Escuché hace algunos años el testimonio de un andinista mejicano que había escalado varias veces las principales cimas del mundo, tanto las de América como las grandes montañas del Himalaya. Pero tuvo una meta que fue rebelde para él: escalar el cerro Chaltén también conocido como Fitz Roy, al sur de Argentina y Chile, por su ladera más difícil. Varias veces lo intentó y fracasó, incluso con la muerte de algunos compañeros y con graves lesiones en su socia de aventuras, su esposa. Cuando finalmente lo logró creyó tocar el cielo con las manos, pero luego entró en una depresión profunda, porque se quedó sin metas en su vida. ¡Había logrado lo que siempre soñó!. Lo había deseado tanto que al lograrlo se sintió vacío. Finalmente pudo reencauzar su vida y volver a caminar. ¿Cómo lo hizo?.
Simple: se dio cuenta que su meta y felicidad en la vida no era alcanzar la cima, sino escalar, y entonces siguió escalando otras cimas sin ansiedades ni angustias. Pero también, a partir de ese momento, comenzó a dar testimonio en conferencias y seminarios sobre su hallazgo. Y fue en este plan, junto con otros cientos de personas, que lo escuché por primera vez. Dando testimonio no de su vanidad por poder alcanzar altas cimas, sino por poder ver la vida desde la felicidad de caminar, avanzar, nunca llegar.

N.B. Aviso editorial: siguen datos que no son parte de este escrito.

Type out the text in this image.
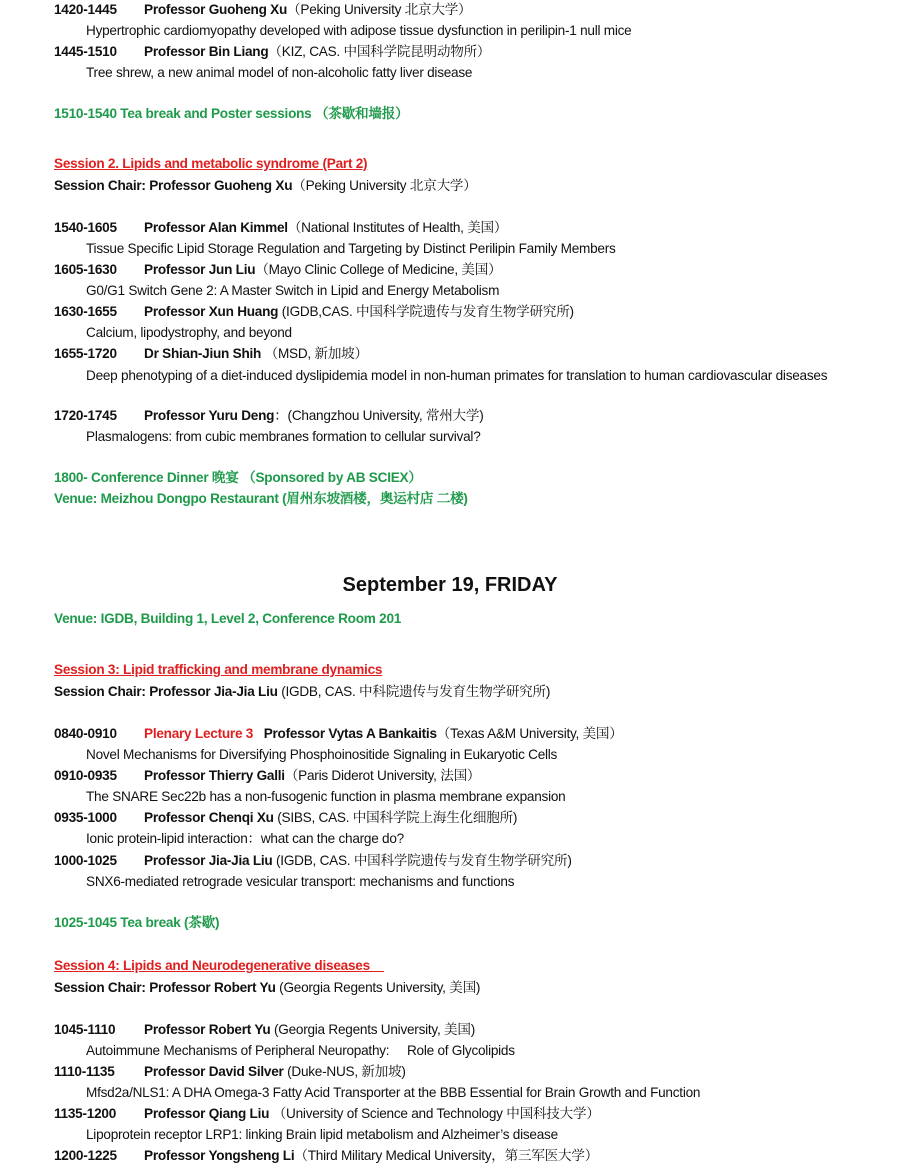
1420-1445 Professor Guoheng Xu（Peking University 北京大学）
Hypertrophic cardiomyopathy developed with adipose tissue dysfunction in perilipin-1 null mice
1445-1510 Professor Bin Liang（KIZ, CAS. 中国科学院昆明动物所）
Tree shrew, a new animal model of non-alcoholic fatty liver disease
1510-1540 Tea break and Poster sessions （茶歇和墙报）
Session 2. Lipids and metabolic syndrome (Part 2)
Session Chair: Professor Guoheng Xu（Peking University 北京大学）
1540-1605 Professor Alan Kimmel（National Institutes of Health, 美国）
Tissue Specific Lipid Storage Regulation and Targeting by Distinct Perilipin Family Members
1605-1630 Professor Jun Liu（Mayo Clinic College of Medicine, 美国）
G0/G1 Switch Gene 2: A Master Switch in Lipid and Energy Metabolism
1630-1655 Professor Xun Huang (IGDB,CAS. 中国科学院遗传与发育生物学研究所)
Calcium, lipodystrophy, and beyond
1655-1720 Dr Shian-Jiun Shih （MSD, 新加坡）
Deep phenotyping of a diet-induced dyslipidemia model in non-human primates for translation to human cardiovascular diseases
1720-1745 Professor Yuru Deng：(Changzhou University, 常州大学)
Plasmalogens: from cubic membranes formation to cellular survival?
1800- Conference Dinner 晚宴 （Sponsored by AB SCIEX）
Venue: Meizhou Dongpo Restaurant (眉州东坡酒楼，奥运村店 二楼)
September 19, FRIDAY
Venue: IGDB, Building 1, Level 2, Conference Room 201
Session 3: Lipid trafficking and membrane dynamics
Session Chair: Professor Jia-Jia Liu (IGDB, CAS. 中科院遗传与发育生物学研究所)
0840-0910 Plenary Lecture 3 Professor Vytas A Bankaitis（Texas A&M University, 美国）
Novel Mechanisms for Diversifying Phosphoinositide Signaling in Eukaryotic Cells
0910-0935 Professor Thierry Galli（Paris Diderot University, 法国）
The SNARE Sec22b has a non-fusogenic function in plasma membrane expansion
0935-1000 Professor Chenqi Xu (SIBS, CAS. 中国科学院上海生化细胞所)
Ionic protein-lipid interaction：what can the charge do?
1000-1025 Professor Jia-Jia Liu (IGDB, CAS. 中国科学院遗传与发育生物学研究所)
SNX6-mediated retrograde vesicular transport: mechanisms and functions
1025-1045 Tea break (茶歇)
Session 4: Lipids and Neurodegenerative diseases
Session Chair: Professor Robert Yu (Georgia Regents University, 美国)
1045-1110 Professor Robert Yu (Georgia Regents University, 美国)
Autoimmune Mechanisms of Peripheral Neuropathy:     Role of Glycolipids
1110-1135 Professor David Silver (Duke-NUS, 新加坡)
Mfsd2a/NLS1: A DHA Omega-3 Fatty Acid Transporter at the BBB Essential for Brain Growth and Function
1135-1200 Professor Qiang Liu （University of Science and Technology 中国科技大学）
Lipoprotein receptor LRP1: linking Brain lipid metabolism and Alzheimer’s disease
1200-1225 Professor Yongsheng Li（Third Military Medical University，第三军医大学）
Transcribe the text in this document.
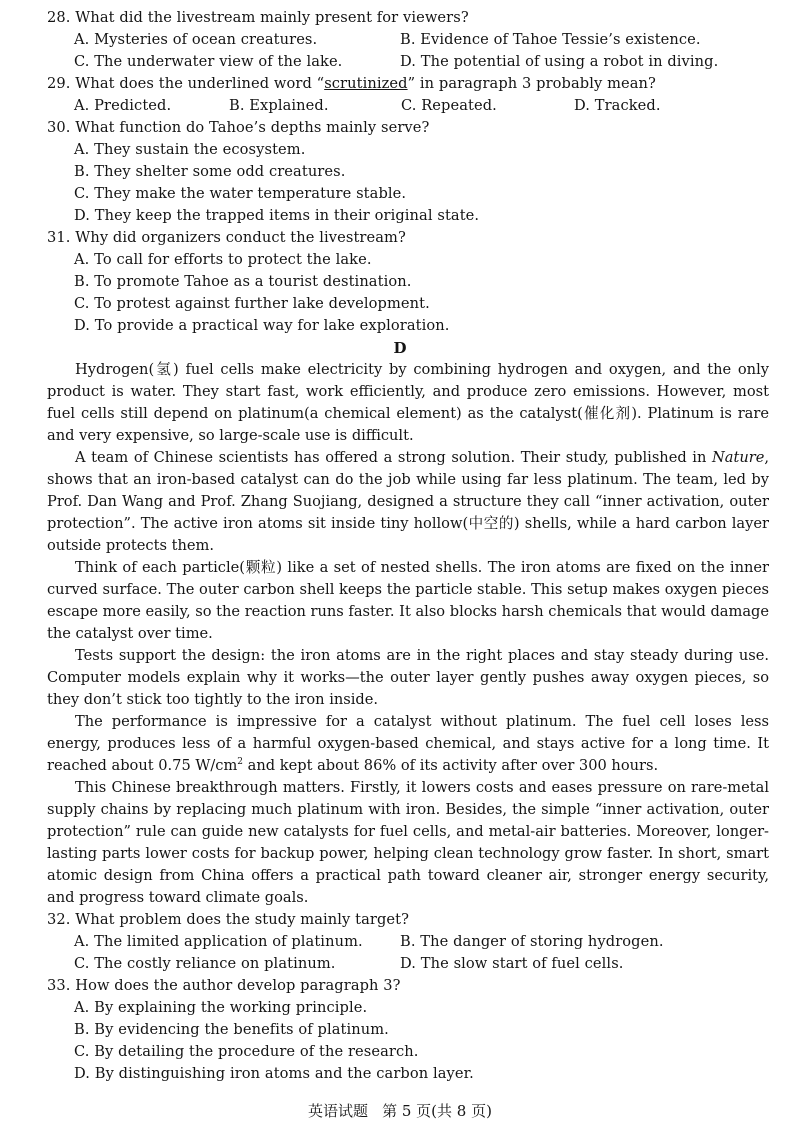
28. What did the livestream mainly present for viewers?
A. Mysteries of ocean creatures.	B. Evidence of Tahoe Tessie’s existence.
C. The underwater view of the lake.	D. The potential of using a robot in diving.
29. What does the underlined word “scrutinized” in paragraph 3 probably mean?
A. Predicted.	B. Explained.	C. Repeated.	D. Tracked.
30. What function do Tahoe’s depths mainly serve?
A. They sustain the ecosystem.
B. They shelter some odd creatures.
C. They make the water temperature stable.
D. They keep the trapped items in their original state.
31. Why did organizers conduct the livestream?
A. To call for efforts to protect the lake.
B. To promote Tahoe as a tourist destination.
C. To protest against further lake development.
D. To provide a practical way for lake exploration.
D
Hydrogen(氢) fuel cells make electricity by combining hydrogen and oxygen, and the only product is water. They start fast, work efficiently, and produce zero emissions. However, most fuel cells still depend on platinum(a chemical element) as the catalyst(催化剂). Platinum is rare and very expensive, so large-scale use is difficult.
A team of Chinese scientists has offered a strong solution. Their study, published in Nature, shows that an iron-based catalyst can do the job while using far less platinum. The team, led by Prof. Dan Wang and Prof. Zhang Suojiang, designed a structure they call “inner activation, outer protection”. The active iron atoms sit inside tiny hollow(中空的) shells, while a hard carbon layer outside protects them.
Think of each particle(颗粒) like a set of nested shells. The iron atoms are fixed on the inner curved surface. The outer carbon shell keeps the particle stable. This setup makes oxygen pieces escape more easily, so the reaction runs faster. It also blocks harsh chemicals that would damage the catalyst over time.
Tests support the design: the iron atoms are in the right places and stay steady during use. Computer models explain why it works—the outer layer gently pushes away oxygen pieces, so they don’t stick too tightly to the iron inside.
The performance is impressive for a catalyst without platinum. The fuel cell loses less energy, produces less of a harmful oxygen-based chemical, and stays active for a long time. It reached about 0.75 $W/cm^2$ and kept about 86% of its activity after over 300 hours.
This Chinese breakthrough matters. Firstly, it lowers costs and eases pressure on rare-metal supply chains by replacing much platinum with iron. Besides, the simple “inner activation, outer protection” rule can guide new catalysts for fuel cells, and metal-air batteries. Moreover, longer-lasting parts lower costs for backup power, helping clean technology grow faster. In short, smart atomic design from China offers a practical path toward cleaner air, stronger energy security, and progress toward climate goals.
32. What problem does the study mainly target?
A. The limited application of platinum.	B. The danger of storing hydrogen.
C. The costly reliance on platinum.	D. The slow start of fuel cells.
33. How does the author develop paragraph 3?
A. By explaining the working principle.
B. By evidencing the benefits of platinum.
C. By detailing the procedure of the research.
D. By distinguishing iron atoms and the carbon layer.
英语试题 第 5 页(共 8 页)
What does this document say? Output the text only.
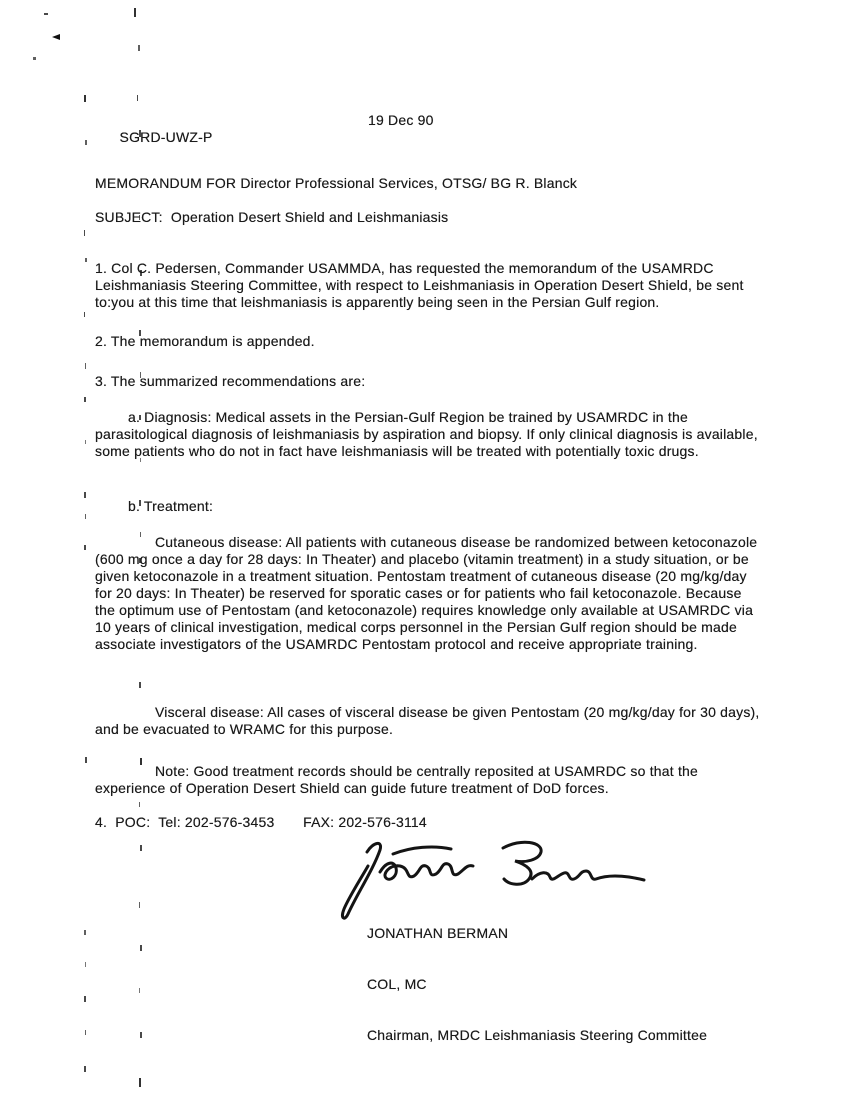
SGRD-UWZ-P

19 Dec 90

MEMORANDUM FOR Director Professional Services, OTSG/ BG R. Blanck
SUBJECT:  Operation Desert Shield and Leishmaniasis
1. Col C. Pedersen, Commander USAMMDA, has requested the memorandum of the USAMRDC Leishmaniasis Steering Committee, with respect to Leishmaniasis in Operation Desert Shield, be sent to:you at this time that leishmaniasis is apparently being seen in the Persian Gulf region.
2. The memorandum is appended.
3. The summarized recommendations are:
a. Diagnosis: Medical assets in the Persian-Gulf Region be trained by USAMRDC in the parasitological diagnosis of leishmaniasis by aspiration and biopsy. If only clinical diagnosis is available, some patients who do not in fact have leishmaniasis will be treated with potentially toxic drugs.
b. Treatment:
Cutaneous disease: All patients with cutaneous disease be randomized between ketoconazole (600 mg once a day for 28 days: In Theater) and placebo (vitamin treatment) in a study situation, or be given ketoconazole in a treatment situation. Pentostam treatment of cutaneous disease (20 mg/kg/day for 20 days: In Theater) be reserved for sporatic cases or for patients who fail ketoconazole. Because the optimum use of Pentostam (and ketoconazole) requires knowledge only available at USAMRDC via 10 years of clinical investigation, medical corps personnel in the Persian Gulf region should be made associate investigators of the USAMRDC Pentostam protocol and receive appropriate training.
Visceral disease: All cases of visceral disease be given Pentostam (20 mg/kg/day for 30 days), and be evacuated to WRAMC for this purpose.
Note: Good treatment records should be centrally reposited at USAMRDC so that the experience of Operation Desert Shield can guide future treatment of DoD forces.
4.  POC:  Tel: 202-576-3453       FAX: 202-576-3114

JONATHAN BERMAN

COL, MC

Chairman, MRDC Leishmaniasis Steering Committee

Creo que el mismo error lo cometemos muchos de nosotros cuando buscamos o hablamos de la conversión. Creemos que es una cima que se alcanza en esta vida, un punto que se toca. Y no es así, ya que la conversión es un camino, un andar. La conversión como meta es un punto al que solo se llega cuando Dios nos da la entrada al Reino, eventualmente después de escalar la última y difícil ladera del Purgatorio. Y muy peligroso es cuando creemos haber alcanzado la cima en esta vida, porque eso arrastra la amenaza de haber transformado nuestro camino de conversión en fariseísmo.
Ningún santo se llenó de vanidad de su santidad. Todo lo contrario, todos ellos daban testimonio de ser pecadores, débiles y pobres almas en busca de la perfección, de la cima. Pero es una cima que no se alcanza, que siempre está un poco o mucho más allá. Cuando creemos haber llegado, es imprescindible que la humildad nos vuelva a dar por tierra para poder ver que hay una nueva ladera por remontar. La conversión es también como ir quitando capas de una cebolla, capas que son infinitas en la tierra y que solo se terminan de quitar en el Cielo. No se puede llegar al corazón de la cebolla aquí, sólo en el Reino.
Una vez más, es la humildad la que nos debe anonadar lo suficiente como para reconocer que la conversión es un camino, una búsqueda, no un final. Lo importante es que nos decidamos a iniciarla, que nuestro corazón decida moverse en esa dirección, sin prisa pero sin pausa. Dejando que la Divina Providencia tome nuestra vida y haga nuestro camino. Moverse, caminar, avanzar, nunca llegar. El camino de la conversión es la búsqueda de la perfección que Dios espera de nosotros, pero a la que obviamente nunca llegamos. Somos como veletas que un día se mueven en un rumbo, y otro día en el contrario. La conversión es reconocer el buen viento, el que nos mueva hacia la vida humilde y santa que Dios espera de nosotros. Un poco más, siempre un poco más cerca del destino, pero sin creer que llegamos.
¿Quién se atreve a decir que ya hizo lo suficiente, que ya es demasiado perfecto como para declararse convertido totalmente?. Sólo Jesús y María lo eran, en su vida terrenal. Jesús por Su naturaleza Divina, y María porque por Gracia del Padre fue creada libre de culpa y mancha, y así supo mantenerse hasta su Asunción.
Señor, hazme humilde y pequeño. Dame el deseo profundo de buscarte, cada día. Permíteme ser tu hermano aquí, e imitar tus enseñanzas siempre un poco más. Dame la felicidad de caminar y avanzar en la dirección que Tu Divina Voluntad me indique. Y si me equivoco, dame la humildad y entrega necesarias para levantarme y empezar de nuevo, hasta la hora de mi muerte.